Becoming Warren Buffett is a 2017 documentary film about Warren Buffett and his life. The film was made for HBO.

==Synopsis==
The documentary covers the life and career of Warren Buffett, who is widely regarded as one of the most successful and influential investors of the 20th century.

Buffett is interviewed extensively on his upbringing, his early facility with mathematics and interest in investing, and his time as a young adult studying under Benjamin Graham to learn the principles of value investing (which are outlined with a series of short animated segments).

Buffett's friends, family and colleagues are featured in interviews, including his wife Susan Buffett and his longtime business partner Charlie Munger.

==Critical reception==

The New Yorker analyzed the dichotomy between Warren Buffett's investing prowess and personal relationship skills.
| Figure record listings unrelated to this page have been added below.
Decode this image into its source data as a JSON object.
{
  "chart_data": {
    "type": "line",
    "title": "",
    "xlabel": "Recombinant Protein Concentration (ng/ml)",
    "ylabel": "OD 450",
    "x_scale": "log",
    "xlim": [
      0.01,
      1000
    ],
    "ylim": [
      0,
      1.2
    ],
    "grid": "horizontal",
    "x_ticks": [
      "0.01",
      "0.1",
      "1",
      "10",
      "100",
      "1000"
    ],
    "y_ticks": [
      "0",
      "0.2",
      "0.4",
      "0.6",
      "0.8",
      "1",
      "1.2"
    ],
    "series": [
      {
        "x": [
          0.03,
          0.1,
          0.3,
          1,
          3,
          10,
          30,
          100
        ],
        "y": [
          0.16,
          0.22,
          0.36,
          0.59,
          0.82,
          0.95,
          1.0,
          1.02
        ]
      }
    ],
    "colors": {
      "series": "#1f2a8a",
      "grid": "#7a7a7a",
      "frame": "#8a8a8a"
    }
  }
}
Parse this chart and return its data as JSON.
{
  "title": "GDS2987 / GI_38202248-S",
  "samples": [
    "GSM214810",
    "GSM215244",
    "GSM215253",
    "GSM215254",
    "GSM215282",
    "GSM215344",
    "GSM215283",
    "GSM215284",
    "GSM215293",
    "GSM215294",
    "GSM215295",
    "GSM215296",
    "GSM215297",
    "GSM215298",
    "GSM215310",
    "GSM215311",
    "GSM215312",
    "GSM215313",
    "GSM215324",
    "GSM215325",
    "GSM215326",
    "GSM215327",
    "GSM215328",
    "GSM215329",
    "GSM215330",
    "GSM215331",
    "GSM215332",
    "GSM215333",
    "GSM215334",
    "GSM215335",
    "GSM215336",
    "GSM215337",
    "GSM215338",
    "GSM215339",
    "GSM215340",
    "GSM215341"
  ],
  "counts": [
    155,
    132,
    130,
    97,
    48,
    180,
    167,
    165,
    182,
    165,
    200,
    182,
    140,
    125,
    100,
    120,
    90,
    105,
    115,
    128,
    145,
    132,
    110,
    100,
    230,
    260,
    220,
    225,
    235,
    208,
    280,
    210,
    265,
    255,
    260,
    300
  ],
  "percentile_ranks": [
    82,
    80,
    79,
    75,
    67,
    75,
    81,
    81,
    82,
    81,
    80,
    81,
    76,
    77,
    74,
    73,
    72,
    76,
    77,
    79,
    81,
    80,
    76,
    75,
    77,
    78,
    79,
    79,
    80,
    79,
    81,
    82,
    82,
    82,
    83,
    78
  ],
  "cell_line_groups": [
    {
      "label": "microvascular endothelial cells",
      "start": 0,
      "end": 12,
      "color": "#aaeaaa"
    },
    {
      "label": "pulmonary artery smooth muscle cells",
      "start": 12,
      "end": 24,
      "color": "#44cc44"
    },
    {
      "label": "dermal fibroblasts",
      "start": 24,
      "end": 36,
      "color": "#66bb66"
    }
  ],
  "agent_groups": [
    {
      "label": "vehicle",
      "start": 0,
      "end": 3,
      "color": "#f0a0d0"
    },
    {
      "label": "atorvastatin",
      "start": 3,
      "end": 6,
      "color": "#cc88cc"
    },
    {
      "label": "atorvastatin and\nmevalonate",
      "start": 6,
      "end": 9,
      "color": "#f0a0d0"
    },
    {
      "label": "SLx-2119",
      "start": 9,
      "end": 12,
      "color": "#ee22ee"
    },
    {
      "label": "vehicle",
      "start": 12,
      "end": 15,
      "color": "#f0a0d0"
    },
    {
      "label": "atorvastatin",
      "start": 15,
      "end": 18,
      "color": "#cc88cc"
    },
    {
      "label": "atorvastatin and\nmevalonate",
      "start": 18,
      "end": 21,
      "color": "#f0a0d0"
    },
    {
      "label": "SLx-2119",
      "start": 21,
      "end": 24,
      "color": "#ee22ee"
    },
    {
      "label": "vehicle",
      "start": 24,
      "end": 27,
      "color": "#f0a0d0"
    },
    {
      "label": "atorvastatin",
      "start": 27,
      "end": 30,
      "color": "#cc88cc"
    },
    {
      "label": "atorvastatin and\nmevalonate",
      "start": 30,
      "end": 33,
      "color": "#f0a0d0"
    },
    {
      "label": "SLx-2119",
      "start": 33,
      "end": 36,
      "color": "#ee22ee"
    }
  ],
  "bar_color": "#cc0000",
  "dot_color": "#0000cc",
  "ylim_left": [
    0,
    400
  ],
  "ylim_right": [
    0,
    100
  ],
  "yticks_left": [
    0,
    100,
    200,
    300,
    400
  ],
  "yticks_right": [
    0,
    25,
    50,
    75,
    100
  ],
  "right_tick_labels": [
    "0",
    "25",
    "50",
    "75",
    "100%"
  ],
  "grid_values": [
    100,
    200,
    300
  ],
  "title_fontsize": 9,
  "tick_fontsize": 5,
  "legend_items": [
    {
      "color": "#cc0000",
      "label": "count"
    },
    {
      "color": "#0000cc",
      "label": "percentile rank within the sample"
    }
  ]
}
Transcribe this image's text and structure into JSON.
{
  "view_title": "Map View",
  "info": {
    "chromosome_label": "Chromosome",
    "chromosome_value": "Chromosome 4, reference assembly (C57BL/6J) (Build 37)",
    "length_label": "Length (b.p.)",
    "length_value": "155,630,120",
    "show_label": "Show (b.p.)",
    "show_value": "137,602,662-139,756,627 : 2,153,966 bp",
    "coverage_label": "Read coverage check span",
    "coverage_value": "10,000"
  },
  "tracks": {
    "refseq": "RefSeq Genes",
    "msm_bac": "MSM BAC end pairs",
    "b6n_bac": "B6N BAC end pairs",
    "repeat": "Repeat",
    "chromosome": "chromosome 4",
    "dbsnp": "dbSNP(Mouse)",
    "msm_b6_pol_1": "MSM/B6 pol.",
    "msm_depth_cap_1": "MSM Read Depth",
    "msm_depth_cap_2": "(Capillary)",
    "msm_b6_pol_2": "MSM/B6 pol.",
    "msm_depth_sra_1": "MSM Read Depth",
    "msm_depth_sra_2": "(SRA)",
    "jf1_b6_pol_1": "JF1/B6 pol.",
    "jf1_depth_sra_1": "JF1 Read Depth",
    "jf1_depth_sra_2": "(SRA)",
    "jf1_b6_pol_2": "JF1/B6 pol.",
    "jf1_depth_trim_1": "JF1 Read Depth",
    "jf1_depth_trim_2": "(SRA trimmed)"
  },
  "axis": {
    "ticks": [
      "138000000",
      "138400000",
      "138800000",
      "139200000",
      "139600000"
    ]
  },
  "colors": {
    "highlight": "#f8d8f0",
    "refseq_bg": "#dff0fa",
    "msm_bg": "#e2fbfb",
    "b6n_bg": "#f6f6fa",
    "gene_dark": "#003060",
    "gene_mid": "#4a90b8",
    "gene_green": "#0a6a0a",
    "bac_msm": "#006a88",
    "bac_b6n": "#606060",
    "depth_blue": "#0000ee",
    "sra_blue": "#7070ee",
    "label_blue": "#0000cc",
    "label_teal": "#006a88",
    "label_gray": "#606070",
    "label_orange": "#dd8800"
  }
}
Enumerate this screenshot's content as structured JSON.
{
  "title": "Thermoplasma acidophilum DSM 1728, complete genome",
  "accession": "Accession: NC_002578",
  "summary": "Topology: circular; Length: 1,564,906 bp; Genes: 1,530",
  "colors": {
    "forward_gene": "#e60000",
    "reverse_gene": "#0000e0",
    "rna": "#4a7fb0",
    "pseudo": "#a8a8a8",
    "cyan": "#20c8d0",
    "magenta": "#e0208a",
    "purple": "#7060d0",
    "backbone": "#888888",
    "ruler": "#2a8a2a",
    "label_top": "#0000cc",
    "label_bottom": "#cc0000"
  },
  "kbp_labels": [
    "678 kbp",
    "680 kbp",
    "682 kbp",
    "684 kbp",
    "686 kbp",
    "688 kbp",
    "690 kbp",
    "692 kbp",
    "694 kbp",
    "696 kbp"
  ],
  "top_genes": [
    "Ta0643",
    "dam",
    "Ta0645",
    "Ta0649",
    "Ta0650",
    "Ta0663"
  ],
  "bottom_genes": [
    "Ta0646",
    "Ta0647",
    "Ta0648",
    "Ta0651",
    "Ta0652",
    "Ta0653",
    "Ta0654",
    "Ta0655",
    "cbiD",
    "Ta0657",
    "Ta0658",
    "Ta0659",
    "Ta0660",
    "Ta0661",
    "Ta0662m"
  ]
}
The review commented, "There's another paradox the film hints at, too: the qualities that made it challenging for Buffett to deal with people are the very qualities that made him such a brilliant investor." The New Yorker observed, "It's also about an ability to divorce yourself from emotion, to be rational at a time when other people are acting irrationally, and to be calm when others are fearful."

The New York Times noted the documentary told Buffett's biography "in a relatively new way". The review commented that, though the overall portrayal of the man was positive, it also described Buffett, "as something of a remarkable human computer, gifted with numbers and less so with interpersonal relationships."

Money observed the film is, "Chock full of the traditionalist eccentricities the 'oracle of Omaha' is best known for–like his love of Coca Cola, and the fact that he lives in the same house he bought in 1958 for $31,500". Money pointed out that the documentary went more in-depth than these specifics about Buffett, and "reveals a surprising set of facts even Buffett die hards may have missed."

According to the film critic news aggregation analysis on Rotten Tomatoes, the documentary garnered positive reviews from the Los Angeles Times and The Washington Post, and a negative review from Entertainment Weekly.